When I was about 17, I was tossed into the world of cooking by my parents. They admirably affirmed that they wanted to stop eating out so frequently and that the three of us should rotate responsibilities to make a genuine home-cooked meal that we could share.
Unfortunately, both my mother and father ended up sloughing their duty to cook after just a few weeks of our new schedule. But because they are the parents, they had the power to enforce that I fulfill my end of the agreement. So, at least three nights a week, I was preparing dinner from ingredients I had shopped for myself.
It was tough at times, especially since I hadn’t had much need for cooking in previous years, but I started to figure things out. But then I went to college, where a cafeteria with a huge menu was provided. I stopped cooking. When I moved on my own, it was like starting all over again.

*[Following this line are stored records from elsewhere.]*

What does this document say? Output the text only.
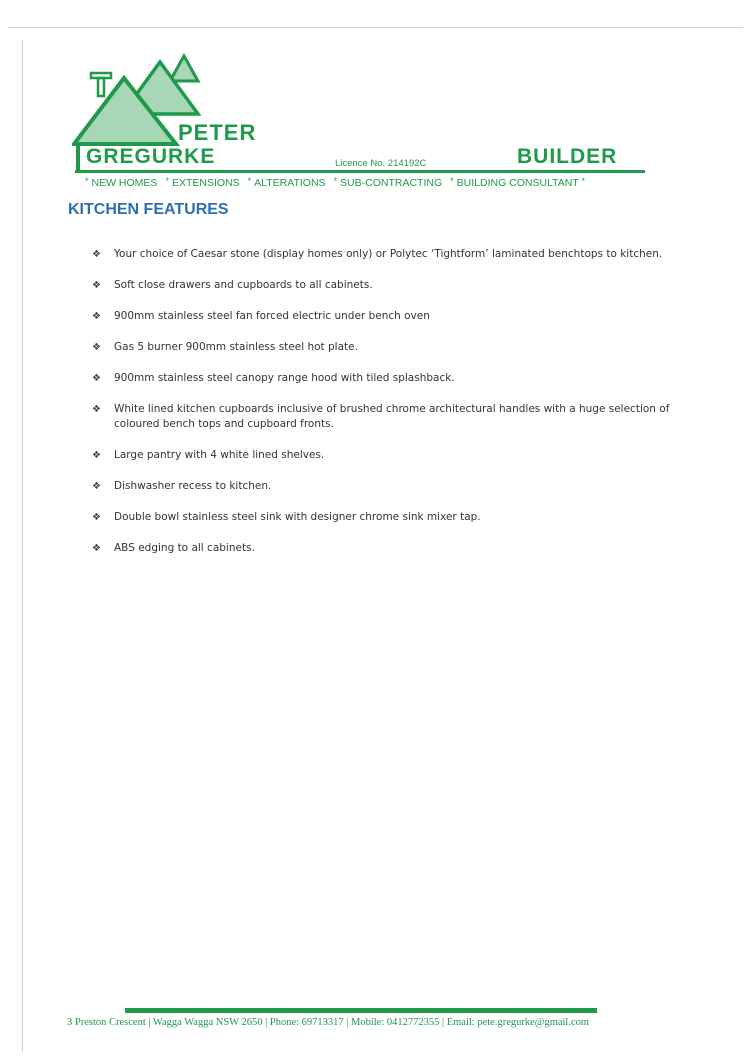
PETER
GREGURKE	Licence No. 214192C	BUILDER
* NEW HOMES * EXTENSIONS * ALTERATIONS * SUB-CONTRACTING * BUILDING CONSULTANT *
KITCHEN FEATURES
❖ Your choice of Caesar stone (display homes only) or Polytec ‘Tightform’ laminated benchtops to kitchen.
❖ Soft close drawers and cupboards to all cabinets.
❖ 900mm stainless steel fan forced electric under bench oven
❖ Gas 5 burner 900mm stainless steel hot plate.
❖ 900mm stainless steel canopy range hood with tiled splashback.
❖ White lined kitchen cupboards inclusive of brushed chrome architectural handles with a huge selection of coloured bench tops and cupboard fronts.
❖ Large pantry with 4 white lined shelves.
❖ Dishwasher recess to kitchen.
❖ Double bowl stainless steel sink with designer chrome sink mixer tap.
❖ ABS edging to all cabinets.
3 Preston Crescent | Wagga Wagga NSW 2650 | Phone: 69713317 | Mobile: 0412772355 | Email: pete.gregurke@gmail.com
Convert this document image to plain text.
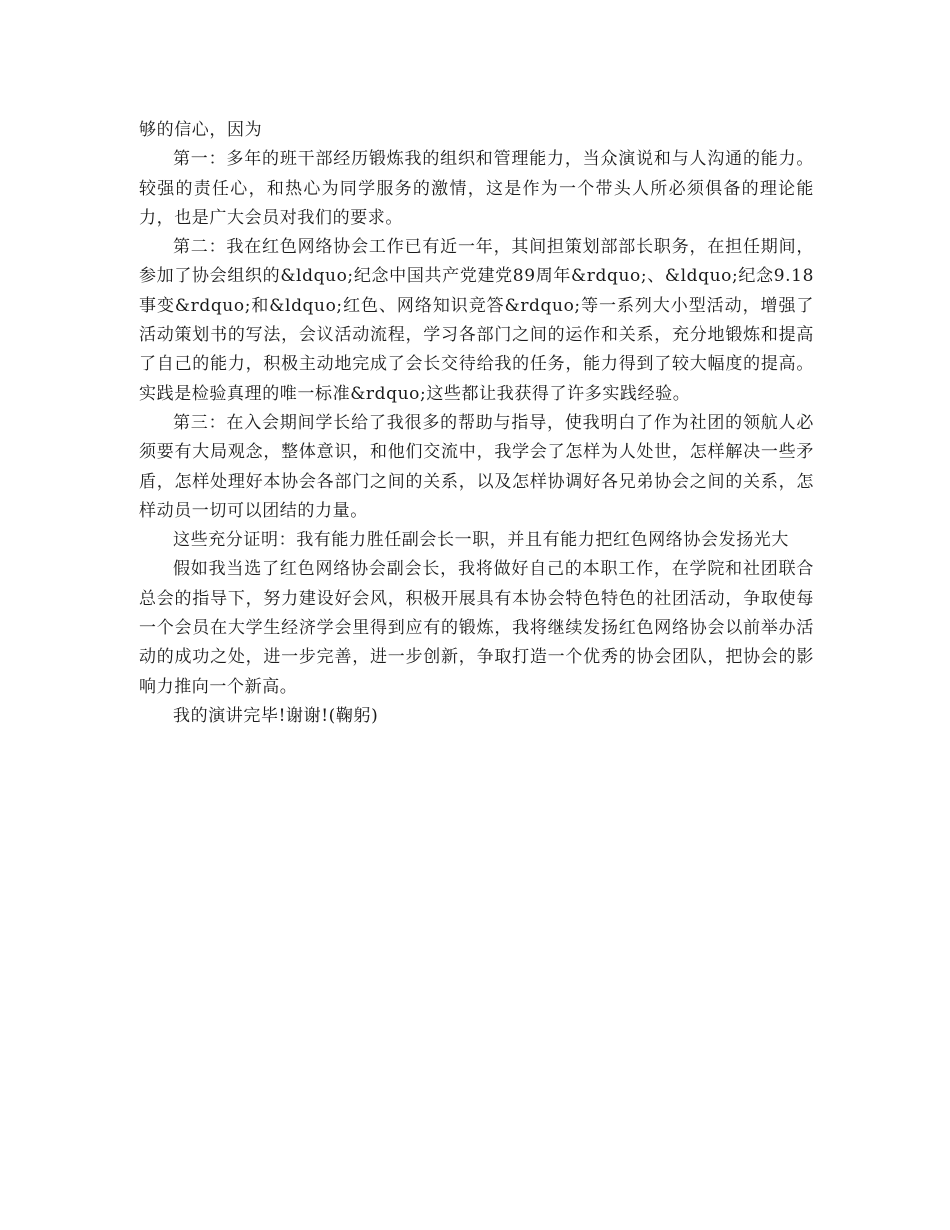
够的信心，因为

第一：多年的班干部经历锻炼我的组织和管理能力，当众演说和与人沟通的能力。较强的责任心，和热心为同学服务的激情，这是作为一个带头人所必须俱备的理论能力，也是广大会员对我们的要求。

第二：我在红色网络协会工作已有近一年，其间担策划部部长职务，在担任期间，参加了协会组织的&ldquo;纪念中国共产党建党89周年&rdquo;、&ldquo;纪念9.18事变&rdquo;和&ldquo;红色、网络知识竞答&rdquo;等一系列大小型活动，增强了活动策划书的写法，会议活动流程，学习各部门之间的运作和关系，充分地锻炼和提高了自己的能力，积极主动地完成了会长交待给我的任务，能力得到了较大幅度的提高。实践是检验真理的唯一标准&rdquo;这些都让我获得了许多实践经验。

第三：在入会期间学长给了我很多的帮助与指导，使我明白了作为社团的领航人必须要有大局观念，整体意识，和他们交流中，我学会了怎样为人处世，怎样解决一些矛盾，怎样处理好本协会各部门之间的关系，以及怎样协调好各兄弟协会之间的关系，怎样动员一切可以团结的力量。

这些充分证明：我有能力胜任副会长一职，并且有能力把红色网络协会发扬光大

假如我当选了红色网络协会副会长，我将做好自己的本职工作，在学院和社团联合总会的指导下，努力建设好会风，积极开展具有本协会特色特色的社团活动，争取使每一个会员在大学生经济学会里得到应有的锻炼，我将继续发扬红色网络协会以前举办活动的成功之处，进一步完善，进一步创新，争取打造一个优秀的协会团队，把协会的影响力推向一个新高。

我的演讲完毕!谢谢!(鞠躬)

If you find yourself in the same situation–you are just starting on your own, your parents are unwilling or unable to cook, or you just want to be able to spice things up in the kitchen instead of living out of a macaroni box–you are probably wondering where to start. That’s where I come in.
First of all, visit your local bookstore and check out cookbooks that offer simplistic meals that are easy and quick to prepare. Buy yourself one or two of these to begin with and then keep them in easy reach in your kitchen.
Once you have at least one cookbook, make sure that you have your cupboards and refrigerator stocked with all the basic necessities. For most recipes, you will require a good set of mixing bowls, measuring cups and spoons, and plenty of spices and marinades.
You will also want to have a few good utensils, like wooden spoons and forks, a rubber spatula, a good set of knives, and, of course, your basic cookware–skillets, saucepans, and more.
After you have obtained your basic equipment, you need to start meal planning. Use a basic day planner, your calendar, or even a special grid you draw up yourself to label which dinners from your cookbook you will prepare each night.
Then consult the book and your refrigerator to find out which materials you will need to purchase at the grocery store the week before.
You will mess up. You will burn things and botch dishes. But that’s okay! That is part of the joy of cooking. An in home cooking class could help you get your bearings in your own home, allowing you to feel more comfortable, but only you can decide what will work best for you.